Cavaliers coach J.B. Bickerstaff believes finishing the season would be important to his young team, writes Chris Fedor of Cleveland.com. The Cavs still own the worst record in the East at 19-46, but they went 5-6 after Bickerstaff replaced John Beilein as head coach last month, including wins over the Nuggets, Heat and Sixers.
“I would hope to play the final 17 games, to be honest with you,” he said. “Where we are and how important that is to us as a team in building and the taste it can leave as we go into what would have been a summer break — guys wanting to go out, work, prepare and get better because they start to see some things heading in the right direction. That momentum I think was going to be and would be important for us.”
“The toughest thing in this league is learning how to win and we were starting to get to the point in fourth quarters. So, for us as a group, that’s meaningful. Obviously the league will do what it deems best for the entire league and our fans, but for us, I would love to have those games.”

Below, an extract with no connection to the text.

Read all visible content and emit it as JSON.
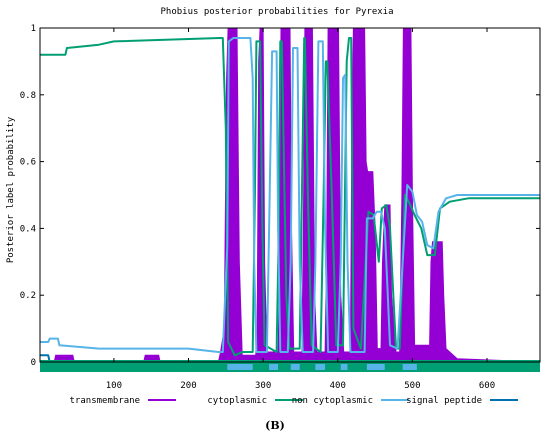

Bickerstaff adds that he hasn’t been tested for the coronavirus and all his players remain healthy. Cleveland hosted Utah on March 2, nine days before a positive test by Jazz center Rudy Gobert sparked the shutdown of the league.
There’s more from Cleveland:
- Small forward may be the primary position the Cavaliers try to upgrade during the offseason, Fedor predicts in a separate piece. Cedi Osman, the starter for the past two years, may be better off as a reserve, Fedor suggests. First-round pick Dylan Windler wasn’t able to play at all because of injuries and will be starting from scratch next season. Kevin Porter Jr. may be the most talented member of Cleveland’s young core, but many in the organization view him as a shooting guard.
- Three-point shooting and passing are also areas that need improvement, Fedor adds. Center Tristan Thompson leads the team from beyond the arc at 39.1%, while Matthew Dellavedova is clearly the best passer in the organization.
- It didn’t take long for Lindsay Gottlieb to win the respect of the players in her first season as an assistant coach, Fedor notes in another story. Andre Drummond connected with her right away after being acquired from the Pistons. “I immediately gravitated towards her and have ever since,” Drummond said. “I always preach positivity. She sees that. Any time she sees me get down on myself, she always comes over and gives me a pat on the leg and tells me to stay positive and I will be fine.”